En un hermoso cuento de Léon Bloy, el protagonista es un hombre pobre que, por una catástrofe, adquiere la extravagante enfermedad de la clarividencia, de la que no puede curarse; así se torna en un pobre clarividente; de pronto, un día recibe una herencia cuantiosa de un pariente que se había enriquecido en América, donde había hecho fortuna.
El protagonista de esa historia, por esa herencia inesperada, pasa bruscamente de pobre pordiosero a rico opulento; con ello pierde contacto con la realidad de la que es separado, escribe Bloy, por las cataratas de dinero que recibe, pero no sólo eso: con su nueva situación, empieza a curarse de la clarividencia.
El dinero, la riqueza a la que de pronto tiene acceso el estrafalario héroe del cuento acaba con él. Empieza creyendo que todo lo merece, se divierte haciendo al tenorio (pienso en algunos políticos que se enamoran de jovencitas) y ya totalmente mareado, obnubilando, fuera de contacto con el mundo tangible, engañado por lo que cree que es, sin los pies en la tierra, acaba mal, se cura definitivamente de la clarividencia que tuvo cuando fue pobre y su fin es trágico y extraño.
Esa referencia a las cataratas de dinero, que segregan del mundo real a quien las recibe y lo instalan en una ficción, me parece una metáfora propicia para explicarnos un poco nuestro sistema político, que lleva lustros reformándose y no puede instalarse finalmente en la democracia. ¿Por qué? Son, en mi opinión, las cataratas de riqueza que caen sobre los partidos políticos, los políticos y los procesos electorales, las que pervierten y mistifican nuestra vida democrática y las mismas instituciones que de ella surgen.
A imitación de lo que pasa en Estados Unidos, nuestra política es cada vez más una competencia de recursos económicos, una pugna entre grandes capitales, y deja por tanto de ser un juicio popular en que los votantes sienten en el banquillo de los acusados a sus políticos y sean ellos realmente los que decidan; pareciera que la vida política en México va resbalando por un tobogán, en el que no puede detenerse ni asirse a nada, sin suelo para asentar los pies, lejos de la realidad, sin contacto verdadero con la gente.
Los ciudadanos a los que nos dirigimos para pedirles votos ya no conocen a los políticos desde que éstos quedan en manos de sus poderosas camarillas y cortesanos que los rodean. Lo que ahora se conoce de un político es lo que sus bien pagados creadores de imagen quieren transmitir; los posibles votantes conocen fotos retocadas, rostros maquillados, trajes, corbatas, zapatos, frases que no son por regla general elección de ellos, sino que se las imponen sus autores, sus expertos que los rodean y aíslan.
Y así como los votantes ya no conocen a la persona, sino al producto que fabricaron los creativos, los expertos en ventas y mercadotecnia, así tampoco el político conocerá a los ciudadanos, a sus votantes y sus problemas, ni tampoco las circunstancias en las que vive; desde su alta posición, la catarata de dinero que hoy cae sobre la política impedirá que vea, que perciba a la gente real, y ahora estará sólo en contacto con informes, resultados de encuestas, gráficas y resúmenes ejecutivos y oirá no a ciudadanos de carne y hueso, sino sólo a quienes lo rodean, que frecuentemente son aduladores y paniaguados que le evitarán el contacto con la sociedad circundante y dejarán que vea tan sólo lo que esos cortesanos le permiten.

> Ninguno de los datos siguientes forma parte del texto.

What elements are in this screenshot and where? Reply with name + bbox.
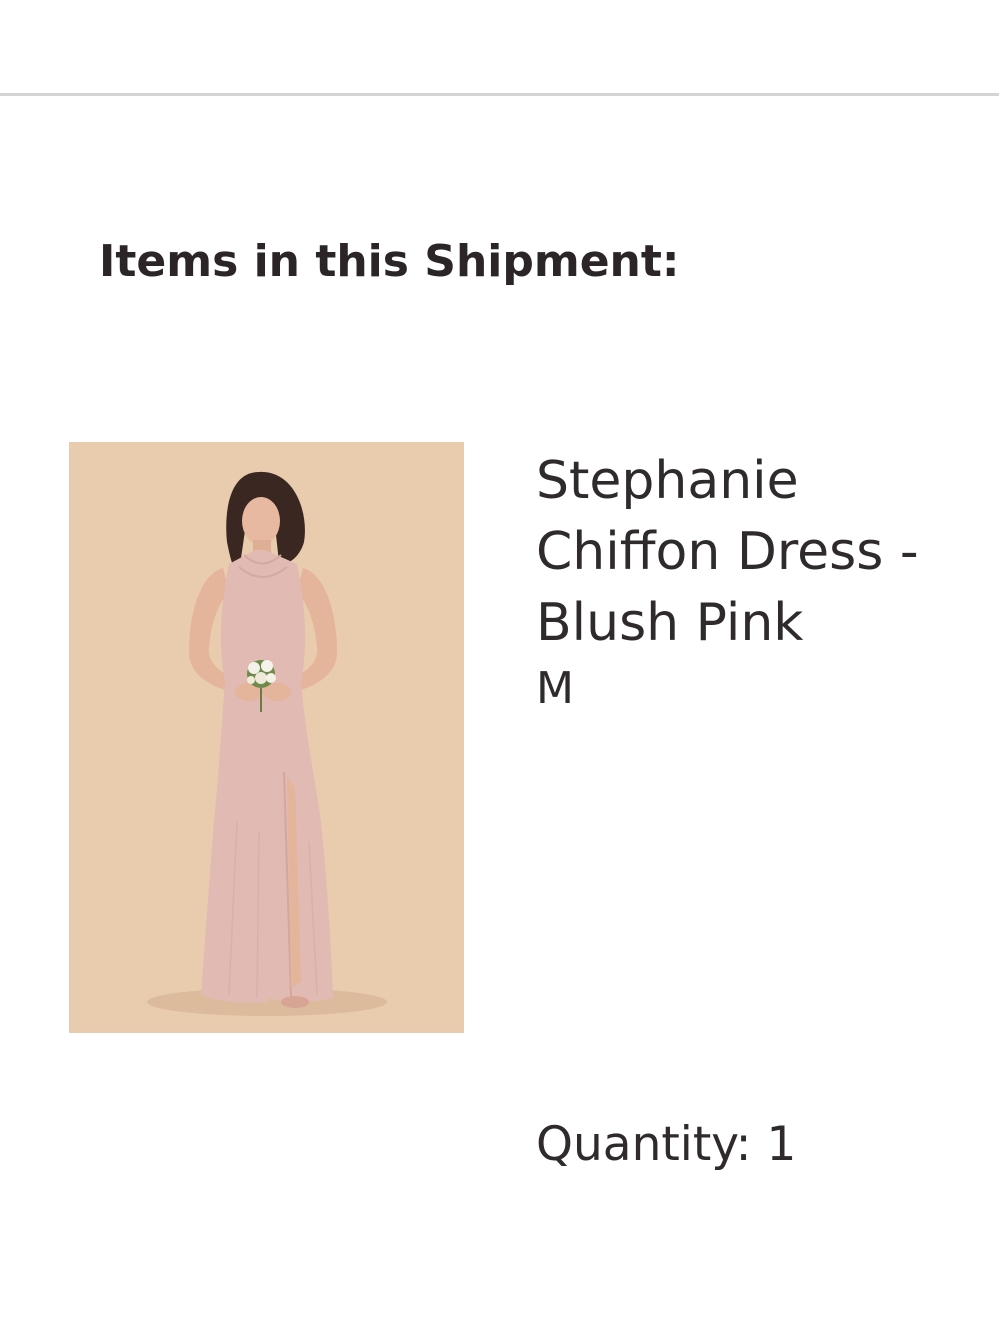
quantity-label: Quantity: [536, 1117, 752, 1172]
dress-model-image [69, 442, 464, 1033]
product-info: Stephanie Chiffon Dress - Blush Pink M [536, 446, 976, 719]
shipment-title: Items in this Shipment: [99, 236, 680, 287]
quantity-row: Quantity: 1 [536, 1112, 796, 1178]
product-size: M [536, 663, 574, 714]
quantity-value: 1 [766, 1117, 797, 1172]
product-name[interactable]: Stephanie Chiffon Dress - Blush Pink [536, 446, 976, 659]
product-image[interactable] [69, 442, 464, 1033]
top-divider [0, 93, 999, 96]
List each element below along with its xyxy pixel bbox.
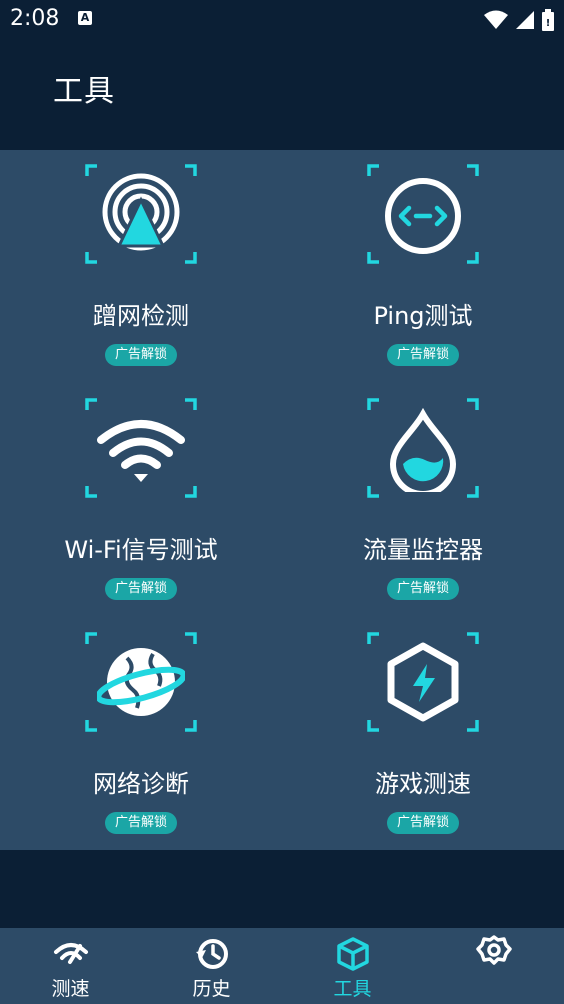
- tools-panel: 蹭网检测 广告解锁 Ping测试 广告解锁 Wi-Fi信号测试 广告解锁 流量监…: [0, 150, 564, 850]
- icon-frame: [367, 398, 479, 498]
- tool-card-traffic-monitor[interactable]: 流量监控器 广告解锁: [282, 384, 564, 618]
- ad-unlock-badge[interactable]: 广告解锁: [105, 344, 177, 366]
- app-notification-icon: A: [78, 11, 92, 25]
- tool-card-game-speed-test[interactable]: 游戏测速 广告解锁: [282, 618, 564, 852]
- nav-label: 工具: [333, 978, 372, 1000]
- lightning-hexagon-icon: [387, 642, 459, 722]
- tool-label: 流量监控器: [363, 536, 483, 564]
- tool-label: Wi-Fi信号测试: [64, 536, 218, 564]
- tool-label: Ping测试: [373, 302, 473, 330]
- icon-frame: [85, 164, 197, 264]
- wifi-status-icon: [484, 10, 508, 29]
- tool-label: 蹭网检测: [93, 302, 189, 330]
- code-circle-icon: [385, 178, 461, 254]
- tool-card-wifi-signal-test[interactable]: Wi-Fi信号测试 广告解锁: [0, 384, 282, 618]
- status-icons: !: [484, 9, 554, 31]
- nav-tab-history[interactable]: 历史: [141, 928, 282, 1004]
- wifi-icon: [97, 420, 185, 482]
- tool-card-wifi-leech-detection[interactable]: 蹭网检测 广告解锁: [0, 150, 282, 384]
- nav-label: 测速: [51, 978, 90, 1000]
- water-drop-icon: [389, 407, 457, 492]
- ad-unlock-badge[interactable]: 广告解锁: [387, 578, 459, 600]
- nav-tab-settings[interactable]: [423, 928, 564, 1004]
- status-bar: 2:08 A !: [0, 0, 564, 38]
- icon-frame: [85, 632, 197, 732]
- tool-label: 网络诊断: [93, 770, 189, 798]
- nav-tab-speed-test[interactable]: 测速: [0, 928, 141, 1004]
- icon-frame: [85, 398, 197, 498]
- page-title: 工具: [53, 74, 115, 109]
- status-time: 2:08: [10, 6, 60, 31]
- icon-frame: [367, 632, 479, 732]
- history-icon: [196, 939, 228, 969]
- nav-tab-tools[interactable]: 工具: [282, 928, 423, 1004]
- speedometer-icon: [54, 943, 88, 964]
- ad-unlock-badge[interactable]: 广告解锁: [105, 812, 177, 834]
- tool-card-ping-test[interactable]: Ping测试 广告解锁: [282, 150, 564, 384]
- cell-signal-icon: [516, 11, 534, 29]
- battery-icon: !: [542, 9, 554, 31]
- icon-frame: [367, 164, 479, 264]
- ad-unlock-badge[interactable]: 广告解锁: [387, 344, 459, 366]
- planet-icon: [97, 648, 185, 716]
- settings-icon: [476, 935, 512, 965]
- ad-unlock-badge[interactable]: 广告解锁: [387, 812, 459, 834]
- svg-text:!: !: [546, 18, 551, 29]
- nav-label: 历史: [192, 978, 231, 1000]
- signal-tower-icon: [102, 173, 180, 251]
- cube-icon: [337, 937, 369, 971]
- tool-card-network-diagnosis[interactable]: 网络诊断 广告解锁: [0, 618, 282, 852]
- tool-label: 游戏测速: [375, 770, 471, 798]
- ad-unlock-badge[interactable]: 广告解锁: [105, 578, 177, 600]
- bottom-nav: 测速 历史 工具: [0, 928, 564, 1004]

Algo similar al pensamiento de Bloy expresó Emmanuel Mounier en “Línea de posiciones”, al afirmar que la democracia fue estrangulada en su propia cuna por el mundo del dinero; en su opinión, la democracia reposa sobre la responsabilidad y la organización de las personas que integran la comunidad; por tanto, no habrá democracia o será precaria como en México, cuando su punto de apoyo es el dinero y no la gente, cuando una campaña deja de ser un diálogo entre candidato y elector y se reduce a toneladas de plástico colgadas en los postes, espectaculares cada vez mayores, largas horas de espots en radio y televisión y promesas con o sin notario de por medio.
Dice Léon Bloy que el dinero es la sangre del pobre; en las campañas políticas esa sangre se gasta en balde, cuando fluye en cataratas que se traducen en publicidad dirigida a los ojos de los votantes y no se gasta con moderación y dirigida a la inteligencia, con mensajes cargados de propuestas y de contenido. Nuestra democracia se agobia, se ahoga con las cataratas de dinero que cuestan las campañas y el aparato para regularlas; tenemos que pensar en salir de ello, ya estuvo bueno de imitación extralógica, aun cuando sea redituable para algunos.